Providing Instructions – An initial meeting is required with you so we may obtain an understanding of the Estate’s asset holdings and thus provide you with advice as to any applications required to be made to the Supreme Court or otherwise. We will ask you for a copy of your photo ID at this point and if you have been provided with it, the original death certificate and original Will. The death certificate will be returned to you once we have made certified copies, however the Supreme Court of Victoria will keep the original Will with the application for Probate/Letters of Administration.
Funeral Expenses – Funeral or burial services may be claimed directly from the deceased’s bank account by taking the invoices to the deceased’s bank. A grant of probate is not required to do this, although the bank will likely ask to see either the Death Certificate or a confirmation from the funeral home of the deceased’s death. You need to note however, that once these have been presented for payment, the bank will likely freeze all accounts in the sole name of the deceased.
Joint Assets – If the deceased jointly owned property (a home, bank account, or other assets) with their spouse or partner, their share in the property can be transferred to the surviving spouse/partner upon their death. In respect to jointly owned real Estate held as ‘joint tenants’, a Grant of Probate will not be required but a survivorship application will need to be made to Land Victoria and the original Death Certificate will need to be provided to us.

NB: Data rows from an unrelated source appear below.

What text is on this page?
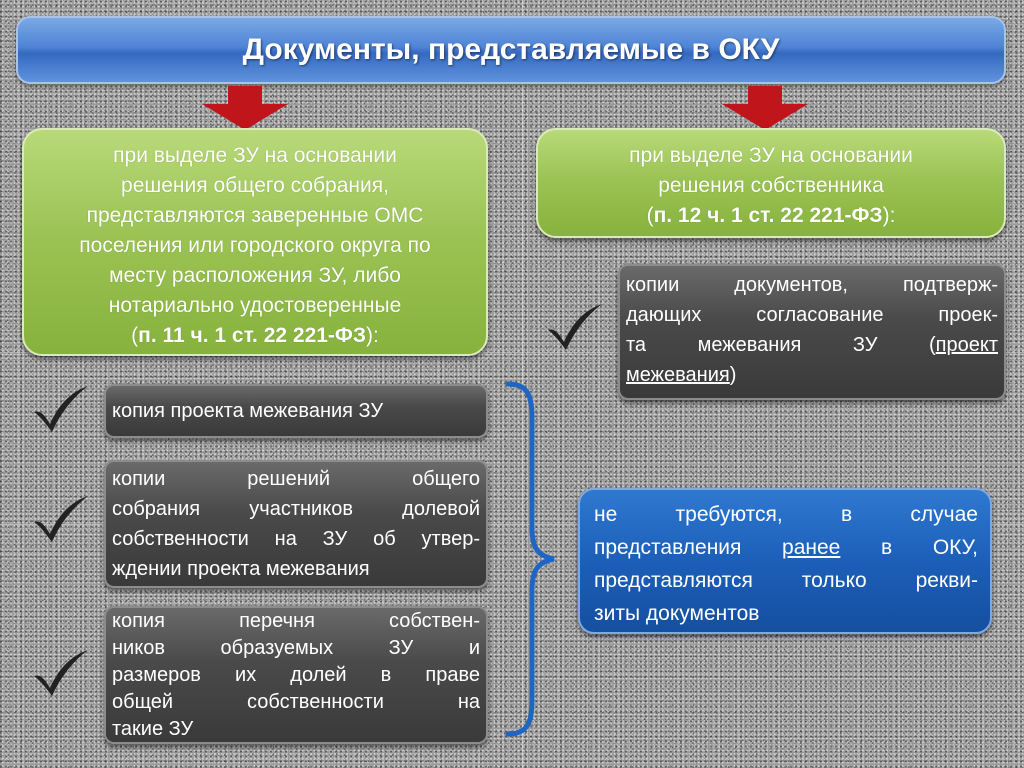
Документы, представляемые в ОКУ
при выделе ЗУ на основании
решения общего собрания,
представляются заверенные ОМС
поселения или городского округа по
месту расположения ЗУ, либо
нотариально удостоверенные
(п. 11 ч. 1 ст. 22 221-ФЗ):
при выделе ЗУ на основании
решения собственника
(п. 12 ч. 1 ст. 22 221-ФЗ):
копии документов, подтверж-
дающих согласование проек-
та межевания ЗУ (проект
межевания)
копия проекта межевания ЗУ
копии решений общего
собрания участников долевой
собственности на ЗУ об утвер-
ждении проекта межевания
копия перечня собствен-
ников образуемых ЗУ и
размеров их долей в праве
общей собственности на
такие ЗУ
не требуются, в случае
представления ранее в ОКУ,
представляются только рекви-
зиты документов
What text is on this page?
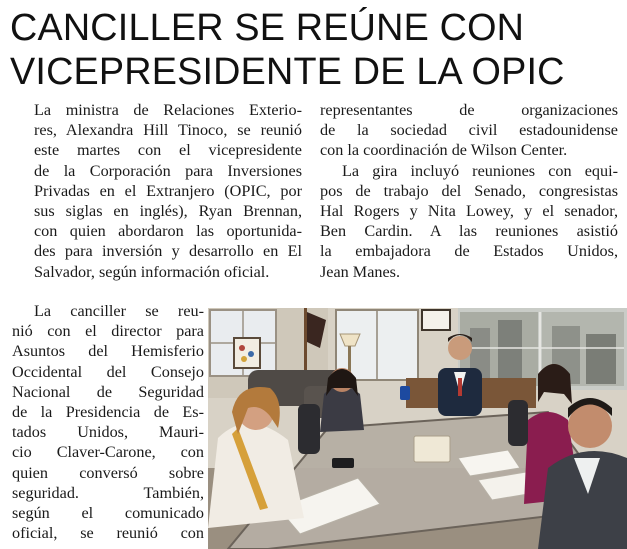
CANCILLER SE REÚNE CON
VICEPRESIDENTE DE LA OPIC
La ministra de Relaciones Exterio-
res, Alexandra Hill Tinoco, se reunió
este martes con el vicepresidente
de la Corporación para Inversiones
Privadas en el Extranjero (OPIC, por
sus siglas en inglés), Ryan Brennan,
con quien abordaron las oportunida-
des para inversión y desarrollo en El
Salvador, según información oficial.
La canciller se reu-
nió con el director para
Asuntos del Hemisferio
Occidental del Consejo
Nacional de Seguridad
de la Presidencia de Es-
tados Unidos, Mauri-
cio Claver-Carone, con
quien conversó sobre
seguridad. También,
según el comunicado
oficial, se reunió con
representantes de organizaciones
de la sociedad civil estadounidense
con la coordinación de Wilson Center.
La gira incluyó reuniones con equi-
pos de trabajo del Senado, congresistas
Hal Rogers y Nita Lowey, y el senador,
Ben Cardin. A las reuniones asistió
la embajadora de Estados Unidos,
Jean Manes.
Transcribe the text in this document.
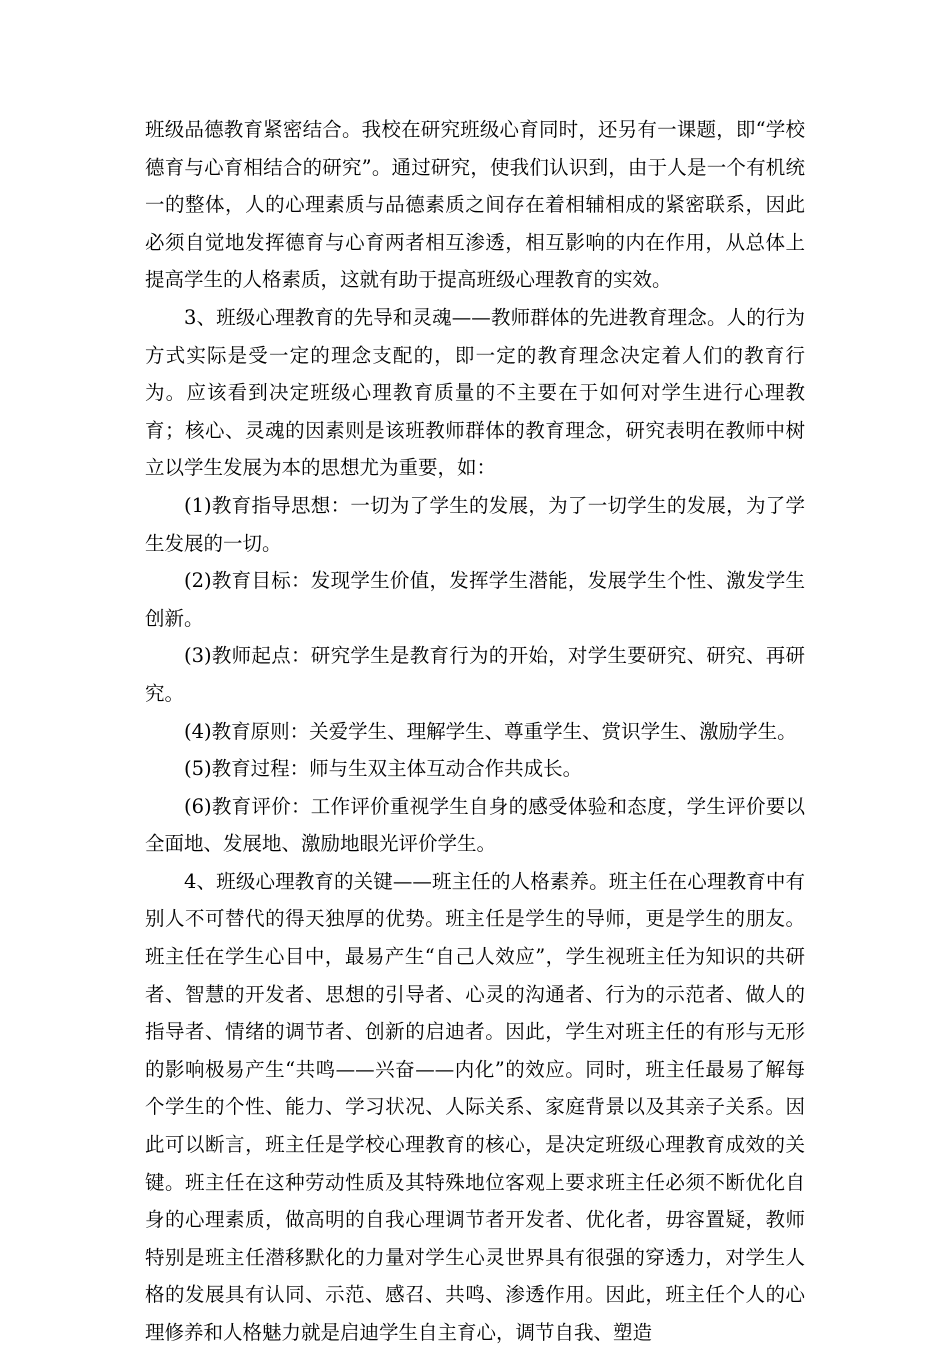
班级品德教育紧密结合。我校在研究班级心育同时，还另有一课题，即“学校德育与心育相结合的研究”。通过研究，使我们认识到，由于人是一个有机统一的整体，人的心理素质与品德素质之间存在着相辅相成的紧密联系，因此必须自觉地发挥德育与心育两者相互渗透，相互影响的内在作用，从总体上提高学生的人格素质，这就有助于提高班级心理教育的实效。

3、班级心理教育的先导和灵魂——教师群体的先进教育理念。人的行为方式实际是受一定的理念支配的，即一定的教育理念决定着人们的教育行为。应该看到决定班级心理教育质量的不主要在于如何对学生进行心理教育；核心、灵魂的因素则是该班教师群体的教育理念，研究表明在教师中树立以学生发展为本的思想尤为重要，如：

(1)教育指导思想：一切为了学生的发展，为了一切学生的发展，为了学生发展的一切。

(2)教育目标：发现学生价值，发挥学生潜能，发展学生个性、激发学生创新。

(3)教师起点：研究学生是教育行为的开始，对学生要研究、研究、再研究。

(4)教育原则：关爱学生、理解学生、尊重学生、赏识学生、激励学生。

(5)教育过程：师与生双主体互动合作共成长。

(6)教育评价：工作评价重视学生自身的感受体验和态度，学生评价要以全面地、发展地、激励地眼光评价学生。

4、班级心理教育的关键——班主任的人格素养。班主任在心理教育中有别人不可替代的得天独厚的优势。班主任是学生的导师，更是学生的朋友。班主任在学生心目中，最易产生“自己人效应”，学生视班主任为知识的共研者、智慧的开发者、思想的引导者、心灵的沟通者、行为的示范者、做人的指导者、情绪的调节者、创新的启迪者。因此，学生对班主任的有形与无形的影响极易产生“共鸣——兴奋——内化”的效应。同时，班主任最易了解每个学生的个性、能力、学习状况、人际关系、家庭背景以及其亲子关系。因此可以断言，班主任是学校心理教育的核心，是决定班级心理教育成效的关键。班主任在这种劳动性质及其特殊地位客观上要求班主任必须不断优化自身的心理素质，做高明的自我心理调节者开发者、优化者，毋容置疑，教师特别是班主任潜移默化的力量对学生心灵世界具有很强的穿透力，对学生人格的发展具有认同、示范、感召、共鸣、渗透作用。因此，班主任个人的心理修养和人格魅力就是启迪学生自主育心，调节自我、塑造
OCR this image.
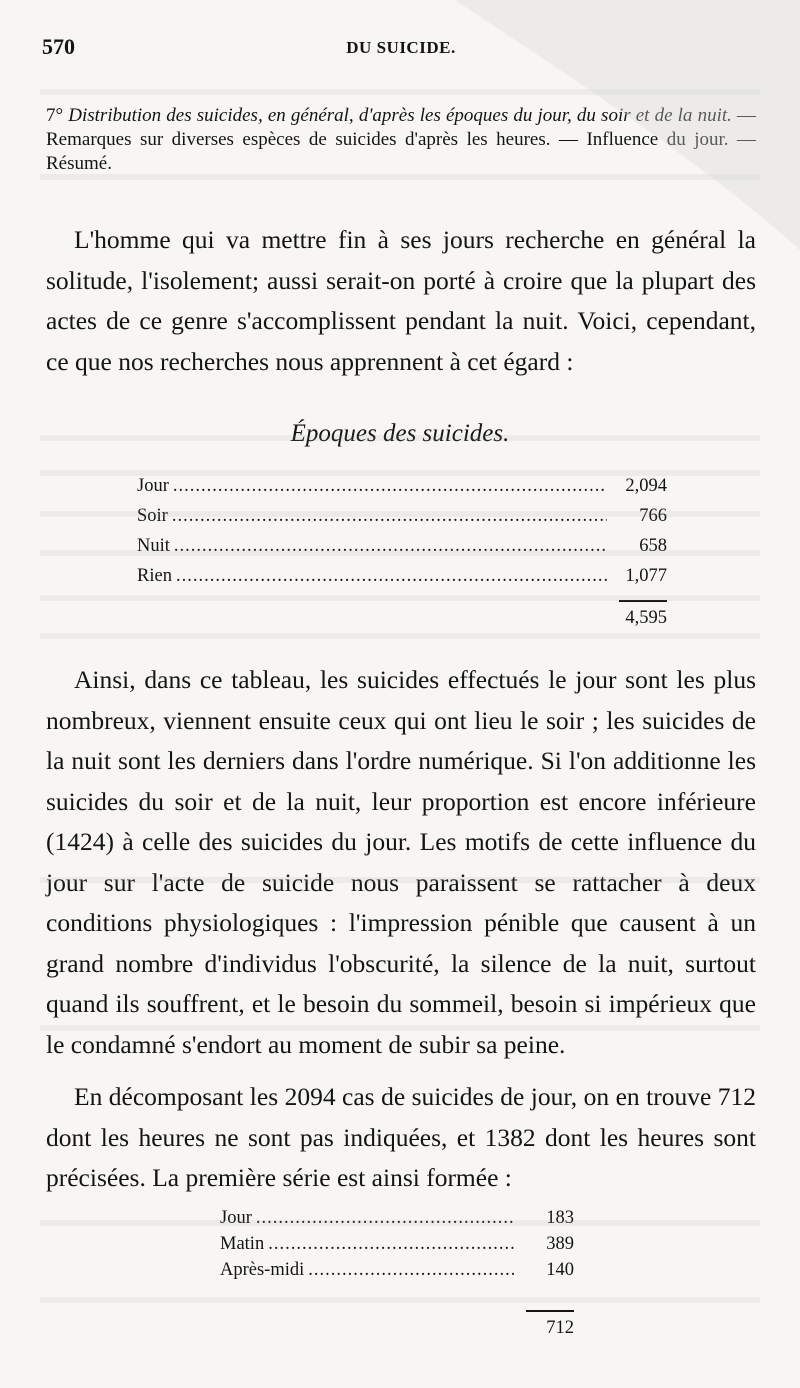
570	DU SUICIDE.
7° Distribution des suicides, en général, d'après les époques du jour, du soir et de la nuit. — Remarques sur diverses espèces de suicides d'après les heures. — Influence du jour. — Résumé.
L'homme qui va mettre fin à ses jours recherche en général la solitude, l'isolement; aussi serait-on porté à croire que la plupart des actes de ce genre s'accomplissent pendant la nuit. Voici, cependant, ce que nos recherches nous apprennent à cet égard :
Époques des suicides.
Jour .....	2,094
Soir .....	766
Nuit .....	658
Rien .....	1,077
4,595
Ainsi, dans ce tableau, les suicides effectués le jour sont les plus nombreux, viennent ensuite ceux qui ont lieu le soir ; les suicides de la nuit sont les derniers dans l'ordre numérique. Si l'on additionne les suicides du soir et de la nuit, leur proportion est encore inférieure (1424) à celle des suicides du jour. Les motifs de cette influence du jour sur l'acte de suicide nous paraissent se rattacher à deux conditions physiologiques : l'impression pénible que causent à un grand nombre d'individus l'obscurité, la silence de la nuit, surtout quand ils souffrent, et le besoin du sommeil, besoin si impérieux que le condamné s'endort au moment de subir sa peine.
En décomposant les 2094 cas de suicides de jour, on en trouve 712 dont les heures ne sont pas indiquées, et 1382 dont les heures sont précisées. La première série est ainsi formée :
Jour .....	183
Matin .....	389
Après-midi .....	140
712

Administration of the Estate – Once the Grant of Probate or Letters of Administration have been obtained, we can then attend to the administration of the Estate on your behalf. This includes working with you to collect the assets of the Estate, pay any outstanding liabilities, deal with any third parties and beneficiaries. Should alternative arrangements be made between the beneficiaries regarding distribution, we will attend to the necessary deeds to effect same. Once the administration is complete, we will provide a detailed accounting of the Estate.
Our Fees and Disbursements – As each matter is different, we are unable to provide ‘fixed fees’ for an application for Probate/Letters of Administration. A written quote will be provided once we have met with you and taken initial instructions. This written quote (cost agreement) sets out our estimated fees and an estimate of any out-of-pocket expenses (disbursements) which we will ask be reimbursed. All fees in respect to the Grant of Probate/Letters of Administration and administration of the Estate are payable by the Estate, not the executors personally. We may however ask the executors to provide us with a small retainer in trust on account of disbursements until the funds of the Estate have been redeemed. This is determined on a case-by-case basis. This retainer will be reimbursed to the executor from estate funds upon distribution of the Estate.